My laboratory is interested in the mechanism and function of adult neurogenesis. We would like to understand neuronal birth, migration and differentiation in adult brains. In addition, we are interested in how new nerve cells are integrated and contribute to the function of adult brain circuits. On the last few years we have focused our work on the identification of the neural stem cells that function as the primary neuronal precursors in the adult brain. This led to a surprising conclusion.

We initially identified a region (SVZ) in the brain of adult mammals, close to the walls of the lateral ventricles, containing large numbers of neuronal precursors. Subsequently, we demonstrated that young neurons born in this brain region migrate a long distance through the anterior forebrain to complete their differentiation and become integrated in the olfactory bulb. This migration happens constantly and at a very high rate. Further work on this system led us to identify a novel form of neuronal translocation, called chain migration. This migration is unique in that young neurons move without the aid of radial glial or axonal guides. Instead, young neurons migrate closely associated to each other, forming long aggregates called chains. We have shown that there is a very extensive network of chains of young migrating neurons in the adult brain. Investigations into the origin of these new neurons lead us to the stem cells in the SVZ. Surprisingly, these cells correspond to astrocytes. Based on this finding we have suggested a new hypothesis that links early neuroepithelial cells, radial glia and stem cells as the stem cells of the development and adult brain. Work currently underway in the laboratory is trying to test this hypothesis. In addition we are working on the following related questions:

What is the mechanism of chain migration?
We would like to understand how neuronal precursors become organized into chains, how cells move in chains, what guides young neurons toward the olfactory bulb and where else in the adult and embryonic brain chain migration occurs.

What kinds of astrocytes can function as stem cells?
We are in search for better markers, in the embryo and in the adult, for neural stem cells. We are studying the molecular signals that regulate the proliferation and differentiation of neural stem cells.

What is the function of neurons formed in the adult brain and how do olfactory learning and olfactory discrimination affect neuronal recruitment in the olfactory bulb?
We are interested in behavioral or hormonal conditions that affect neuronal replacement in the olfactory bulb. In parallel we are developing techniques to stop neuronal production or migration to study their effects on the olfactory bulb and olfactory function.

Are neural stem cells in the postnatal brain the origin of brain tumors?
We are trying to test whether brain tumors originate from the astrocytes that function as stem cells in the adult brain.

Do human SVZ astrocytes have neural stem cells potential?
We have identified a band of stem cell astrocytes in the adult human brain. We are trying to determine the normal function of these cells.

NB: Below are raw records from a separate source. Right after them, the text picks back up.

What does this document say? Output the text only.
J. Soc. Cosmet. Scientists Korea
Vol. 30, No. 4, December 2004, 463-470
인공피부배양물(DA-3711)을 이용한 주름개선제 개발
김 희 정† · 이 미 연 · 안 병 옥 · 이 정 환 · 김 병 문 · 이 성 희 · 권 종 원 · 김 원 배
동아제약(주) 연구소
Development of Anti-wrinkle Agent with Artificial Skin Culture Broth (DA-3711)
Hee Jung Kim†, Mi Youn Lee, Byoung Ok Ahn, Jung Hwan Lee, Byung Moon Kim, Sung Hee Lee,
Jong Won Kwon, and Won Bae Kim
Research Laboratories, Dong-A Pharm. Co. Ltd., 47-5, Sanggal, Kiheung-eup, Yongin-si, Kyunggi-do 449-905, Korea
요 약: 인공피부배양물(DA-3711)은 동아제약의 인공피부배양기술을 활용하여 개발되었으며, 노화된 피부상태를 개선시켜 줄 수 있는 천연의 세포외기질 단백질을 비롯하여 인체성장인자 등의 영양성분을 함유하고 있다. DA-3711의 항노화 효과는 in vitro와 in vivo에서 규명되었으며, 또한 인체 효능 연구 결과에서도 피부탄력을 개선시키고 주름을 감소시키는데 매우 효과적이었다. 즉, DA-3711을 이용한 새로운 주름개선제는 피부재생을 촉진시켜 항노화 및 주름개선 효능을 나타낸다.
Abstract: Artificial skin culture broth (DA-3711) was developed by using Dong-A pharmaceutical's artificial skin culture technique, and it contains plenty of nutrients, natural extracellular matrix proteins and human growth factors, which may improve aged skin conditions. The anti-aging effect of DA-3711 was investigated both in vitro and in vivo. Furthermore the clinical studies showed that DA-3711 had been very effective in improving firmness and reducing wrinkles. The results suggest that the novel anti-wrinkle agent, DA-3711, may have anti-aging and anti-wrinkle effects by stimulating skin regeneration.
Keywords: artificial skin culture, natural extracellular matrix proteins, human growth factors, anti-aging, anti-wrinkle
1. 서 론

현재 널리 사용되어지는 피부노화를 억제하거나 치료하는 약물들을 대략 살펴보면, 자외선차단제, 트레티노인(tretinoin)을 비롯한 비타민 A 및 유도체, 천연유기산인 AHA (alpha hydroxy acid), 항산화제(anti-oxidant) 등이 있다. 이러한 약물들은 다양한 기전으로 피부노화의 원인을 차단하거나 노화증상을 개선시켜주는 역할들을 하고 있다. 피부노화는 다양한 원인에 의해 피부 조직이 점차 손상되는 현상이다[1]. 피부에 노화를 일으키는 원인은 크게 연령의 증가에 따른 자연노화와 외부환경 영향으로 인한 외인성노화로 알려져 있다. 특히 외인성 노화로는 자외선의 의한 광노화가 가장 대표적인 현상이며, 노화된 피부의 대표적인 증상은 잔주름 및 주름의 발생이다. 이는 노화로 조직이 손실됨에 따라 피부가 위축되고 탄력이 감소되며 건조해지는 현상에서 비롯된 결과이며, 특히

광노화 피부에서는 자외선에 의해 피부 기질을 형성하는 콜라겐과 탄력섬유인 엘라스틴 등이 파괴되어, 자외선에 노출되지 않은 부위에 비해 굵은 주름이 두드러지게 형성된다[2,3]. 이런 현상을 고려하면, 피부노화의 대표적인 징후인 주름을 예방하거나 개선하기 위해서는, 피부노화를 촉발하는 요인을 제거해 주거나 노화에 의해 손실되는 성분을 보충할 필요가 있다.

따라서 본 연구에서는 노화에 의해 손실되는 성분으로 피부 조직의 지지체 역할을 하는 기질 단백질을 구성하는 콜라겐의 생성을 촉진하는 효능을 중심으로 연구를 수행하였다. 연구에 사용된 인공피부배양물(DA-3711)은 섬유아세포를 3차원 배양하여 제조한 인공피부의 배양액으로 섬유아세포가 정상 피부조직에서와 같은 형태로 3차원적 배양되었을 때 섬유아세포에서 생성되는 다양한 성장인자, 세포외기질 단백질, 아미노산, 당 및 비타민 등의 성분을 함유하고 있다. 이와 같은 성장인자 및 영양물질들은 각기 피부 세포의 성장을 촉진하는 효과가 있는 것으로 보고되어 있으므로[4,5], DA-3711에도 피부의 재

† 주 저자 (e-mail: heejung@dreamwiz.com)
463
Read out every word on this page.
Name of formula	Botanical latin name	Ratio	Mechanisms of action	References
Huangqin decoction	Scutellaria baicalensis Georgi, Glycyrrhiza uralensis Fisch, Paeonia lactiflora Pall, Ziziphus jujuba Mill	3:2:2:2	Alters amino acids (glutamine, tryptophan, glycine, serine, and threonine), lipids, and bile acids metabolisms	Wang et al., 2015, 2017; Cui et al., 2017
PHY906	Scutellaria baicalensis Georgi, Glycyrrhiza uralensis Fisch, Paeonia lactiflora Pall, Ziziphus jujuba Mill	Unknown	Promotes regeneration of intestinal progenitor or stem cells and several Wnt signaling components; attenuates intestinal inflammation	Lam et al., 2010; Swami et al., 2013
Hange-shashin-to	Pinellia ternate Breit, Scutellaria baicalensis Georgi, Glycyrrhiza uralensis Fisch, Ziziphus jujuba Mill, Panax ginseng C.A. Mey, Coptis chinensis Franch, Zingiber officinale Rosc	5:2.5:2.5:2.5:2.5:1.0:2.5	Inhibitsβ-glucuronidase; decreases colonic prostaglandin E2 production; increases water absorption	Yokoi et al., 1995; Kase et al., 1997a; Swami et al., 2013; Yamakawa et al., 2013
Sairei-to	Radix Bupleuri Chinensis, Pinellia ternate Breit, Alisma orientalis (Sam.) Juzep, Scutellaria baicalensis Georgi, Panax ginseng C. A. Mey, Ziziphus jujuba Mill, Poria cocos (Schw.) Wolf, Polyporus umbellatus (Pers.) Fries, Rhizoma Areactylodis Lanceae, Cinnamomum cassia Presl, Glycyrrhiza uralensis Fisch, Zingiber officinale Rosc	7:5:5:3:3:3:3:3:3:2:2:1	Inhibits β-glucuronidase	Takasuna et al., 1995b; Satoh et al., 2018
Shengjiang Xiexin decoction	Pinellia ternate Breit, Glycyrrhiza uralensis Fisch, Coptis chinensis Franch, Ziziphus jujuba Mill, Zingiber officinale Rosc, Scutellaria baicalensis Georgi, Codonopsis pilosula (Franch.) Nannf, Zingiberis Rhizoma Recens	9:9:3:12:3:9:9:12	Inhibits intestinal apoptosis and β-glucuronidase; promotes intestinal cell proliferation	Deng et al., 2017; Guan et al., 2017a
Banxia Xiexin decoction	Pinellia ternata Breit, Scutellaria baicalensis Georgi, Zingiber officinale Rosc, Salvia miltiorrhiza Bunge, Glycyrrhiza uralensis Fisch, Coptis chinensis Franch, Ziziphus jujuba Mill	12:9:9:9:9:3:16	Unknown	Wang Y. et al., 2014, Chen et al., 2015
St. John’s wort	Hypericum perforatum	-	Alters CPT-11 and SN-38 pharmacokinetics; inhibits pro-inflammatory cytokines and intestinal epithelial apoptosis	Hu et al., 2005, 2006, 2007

The adult brain offers unique experimental advantages to study the mechanism of neuronal production, migration and differentiation: germinal layers contain fewer cells and are simpler in organization as compared to the embryo; neuronal production is not limited to a short window of time, but occurs over long periods; cell movements are not affected by major changes in brain structure; cells can be grafted into precise locations in the germinal layers. In addition, experimental manipulation of neuronal production, migration or survival in juveniles and adults will allow us to ask questions about the contribution of specific types of neurons to behavior and brain repair.